1. Biblioteca, caracterizada pelo fato de que consiste em uma pluralidade de anticorpos que se diferem na sequência mutuamente, em que um domínio de ligação de antígeno em cada um dos anticorpos compreende uma região variável de cadeia pesada e uma região variável de cadeia leve e ainda compreende um resíduo de aminoácido que altera a atividade de ligação de antígeno do anticorpo dependendo das condições da concentração de íon, em que a concentração de íon é uma concentração de íon de cálcio, e o resíduo de aminoácido está localizado na posição 30, 31, ou 32 na CDR1, posição 50 na CDR2 ou posição 92 na CDR3, definidas pela numeração de Kabat na região variável de cadeia leve.
2. Biblioteca de acordo com a reivindicação 1, caracterizada pelo fato de que a região de estrutura de cadeia leve no anticorpo compreende uma sequência de estrutura de linhagem germinativa.
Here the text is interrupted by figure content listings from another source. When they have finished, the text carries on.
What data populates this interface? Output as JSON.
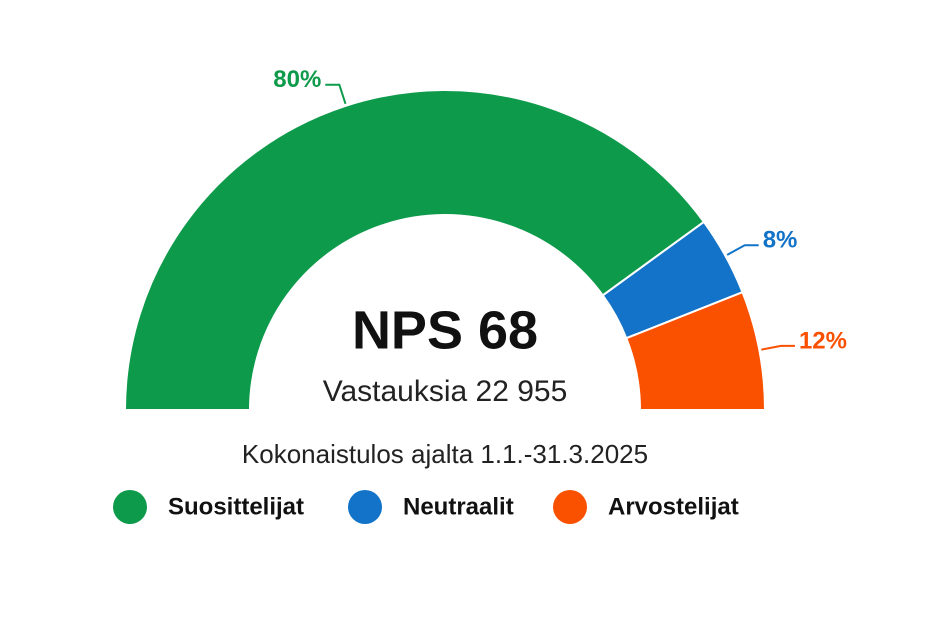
{
  "chart_data": {
    "type": "semi-donut",
    "title": "NPS 68",
    "subtitle": "Vastauksia 22 955",
    "caption": "Kokonaistulos ajalta 1.1.-31.3.2025",
    "categories": [
      "Suosittelijat",
      "Neutraalit",
      "Arvostelijat"
    ],
    "values": [
      80,
      8,
      12
    ],
    "value_labels": [
      "80%",
      "8%",
      "12%"
    ],
    "colors": [
      "#0e9a4b",
      "#1273c8",
      "#fa5100"
    ],
    "legend": "bottom"
  }
}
3. Biblioteca de acordo com a reivindicação 1, caracterizada pelo fato de que a região variável de cadeia pesada do anticorpo compreende a sequência de aminoácido de uma sequência não tratada.
4. Biblioteca de acordo com a reivindicação 1, caracterizada pelo fato de que o resíduo de aminoácido forma um motivo de ligação de cálcio.
5. Biblioteca de acordo com a reivindicação 4, caracterizada pelo fato de que onde o motivo de ligação de cálcio é um motivo de ligação de cálcio selecionado a partir de um domínio de caderina, um EF hand, um domínio de C2, um domínio de Gla, uma lectina tipo C, domínio A, uma anexina, um domínio tipo 3 de trombospondina, um domínio tipo EGF, um domínio de Vk5, um domínio representado por SEQ ID NO: 10, e um domínio representado por SEQ ID NO: 11.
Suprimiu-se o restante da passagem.